I was born a collector,” says Abdo Ayoub, the man who has put together the world’s largest collection of Lebanese Lira notes. Since 1985 the former Sleep Comfort co-owner has collected more than 500,000 individual banknotes, all issued as legal tender in Lebanon between 1920 and the present day.
As a youngster he hoarded his weekly Tintin newspaper comics before moving onto stamps, filling some 800 albums. Ayoub also holds one of just 23 complete Michelin Guide collections, dating back to 1900 and including an ultra rare edition issued by US military intelligence in 1939. The last full collection sold for 60,000 euros.
Valuing Ayoub’s cash cache would be a mammoth task, but with some of his more rare notes worth more than $15,000 alone, the figure is likely to be staggering.
This decidedly Lebanese collection comes from surprisingly cosmopolitan sources, including archives at the Banque du France, auction houses in London and paper money conventions in Italy and Belgium.

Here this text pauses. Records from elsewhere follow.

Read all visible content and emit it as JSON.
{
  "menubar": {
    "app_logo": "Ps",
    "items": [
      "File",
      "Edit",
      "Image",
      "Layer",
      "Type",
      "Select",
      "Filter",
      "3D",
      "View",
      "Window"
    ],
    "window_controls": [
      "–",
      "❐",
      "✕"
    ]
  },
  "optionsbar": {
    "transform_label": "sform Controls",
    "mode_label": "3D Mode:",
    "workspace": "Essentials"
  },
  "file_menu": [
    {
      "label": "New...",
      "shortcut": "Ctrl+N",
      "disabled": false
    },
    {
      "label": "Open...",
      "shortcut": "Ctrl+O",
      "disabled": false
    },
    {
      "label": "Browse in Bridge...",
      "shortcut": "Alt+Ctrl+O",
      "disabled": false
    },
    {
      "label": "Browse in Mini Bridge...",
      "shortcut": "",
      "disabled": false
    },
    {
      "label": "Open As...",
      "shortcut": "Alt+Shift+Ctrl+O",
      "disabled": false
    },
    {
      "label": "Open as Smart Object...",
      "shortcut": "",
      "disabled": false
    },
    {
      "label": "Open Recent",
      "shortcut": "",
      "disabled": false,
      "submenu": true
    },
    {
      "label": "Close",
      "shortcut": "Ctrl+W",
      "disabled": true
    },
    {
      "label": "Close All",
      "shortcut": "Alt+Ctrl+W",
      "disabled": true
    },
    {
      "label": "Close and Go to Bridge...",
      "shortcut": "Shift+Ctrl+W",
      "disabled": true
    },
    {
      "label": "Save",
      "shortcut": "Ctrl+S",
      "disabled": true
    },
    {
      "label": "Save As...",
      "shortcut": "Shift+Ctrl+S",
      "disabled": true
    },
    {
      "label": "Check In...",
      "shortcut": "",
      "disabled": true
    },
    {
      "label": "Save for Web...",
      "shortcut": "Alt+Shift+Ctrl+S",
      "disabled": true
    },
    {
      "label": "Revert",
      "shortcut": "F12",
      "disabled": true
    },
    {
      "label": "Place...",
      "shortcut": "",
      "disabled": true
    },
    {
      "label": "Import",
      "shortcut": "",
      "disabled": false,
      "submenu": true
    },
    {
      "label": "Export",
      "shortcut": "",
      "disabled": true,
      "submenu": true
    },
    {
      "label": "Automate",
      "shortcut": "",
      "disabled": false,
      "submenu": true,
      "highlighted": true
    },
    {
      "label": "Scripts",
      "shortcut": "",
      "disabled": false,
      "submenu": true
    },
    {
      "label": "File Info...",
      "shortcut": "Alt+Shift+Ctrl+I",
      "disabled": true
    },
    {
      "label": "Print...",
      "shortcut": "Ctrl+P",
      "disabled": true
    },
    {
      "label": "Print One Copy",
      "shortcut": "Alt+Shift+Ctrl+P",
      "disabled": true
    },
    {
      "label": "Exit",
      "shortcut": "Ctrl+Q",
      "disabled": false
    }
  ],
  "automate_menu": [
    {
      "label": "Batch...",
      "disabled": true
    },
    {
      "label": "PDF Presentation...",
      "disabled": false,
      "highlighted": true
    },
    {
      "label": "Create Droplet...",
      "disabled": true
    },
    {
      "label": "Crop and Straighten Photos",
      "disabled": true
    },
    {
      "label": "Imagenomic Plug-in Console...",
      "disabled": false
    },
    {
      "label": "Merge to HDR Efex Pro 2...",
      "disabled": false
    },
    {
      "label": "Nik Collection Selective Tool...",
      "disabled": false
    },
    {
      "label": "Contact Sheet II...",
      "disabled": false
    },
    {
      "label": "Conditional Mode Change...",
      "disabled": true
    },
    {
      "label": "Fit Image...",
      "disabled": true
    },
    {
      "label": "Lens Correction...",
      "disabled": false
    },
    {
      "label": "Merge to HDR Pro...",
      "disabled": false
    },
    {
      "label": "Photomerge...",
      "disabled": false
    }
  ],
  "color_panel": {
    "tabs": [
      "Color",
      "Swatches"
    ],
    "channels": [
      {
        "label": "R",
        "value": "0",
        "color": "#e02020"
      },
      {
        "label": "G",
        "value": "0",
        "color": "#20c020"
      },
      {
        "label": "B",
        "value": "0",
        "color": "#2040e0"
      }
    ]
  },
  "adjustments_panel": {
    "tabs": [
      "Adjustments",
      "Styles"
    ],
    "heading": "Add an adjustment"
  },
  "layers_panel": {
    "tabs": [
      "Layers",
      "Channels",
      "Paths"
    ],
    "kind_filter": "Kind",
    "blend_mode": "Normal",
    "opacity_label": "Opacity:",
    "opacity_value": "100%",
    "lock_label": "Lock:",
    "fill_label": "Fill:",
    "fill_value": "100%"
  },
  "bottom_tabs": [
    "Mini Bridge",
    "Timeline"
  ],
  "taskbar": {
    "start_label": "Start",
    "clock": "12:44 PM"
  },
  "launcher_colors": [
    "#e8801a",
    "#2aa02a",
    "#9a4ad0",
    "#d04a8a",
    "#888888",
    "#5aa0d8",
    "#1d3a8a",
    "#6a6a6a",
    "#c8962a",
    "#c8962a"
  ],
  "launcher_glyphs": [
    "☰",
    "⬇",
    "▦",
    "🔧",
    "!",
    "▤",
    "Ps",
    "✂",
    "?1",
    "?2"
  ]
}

The majority of the collection is carefully catalogued and stashed in neat boxes around Ayoub’s cavernous library. Not content with just one example of each of the lira’s many manifestations, the consummate collector has hundreds of each, preserved sequentially in neat display books. Dusty stacks of notes still lie on the library floor, awaiting their carefully catalogued home.
Although the most recent addition arrived just a month ago, Ayoub says that after 25 years he’s winding down his collecting and looking to sell some 15,000 of his rarest specimens to a bank or museum.
One hole remains, however: a 1920 LL100 note, worth around $100,000 today due to its immense rarity. “I don’t think we’ll ever find that one,” says Ayoub. “It’s already 90 years ago.”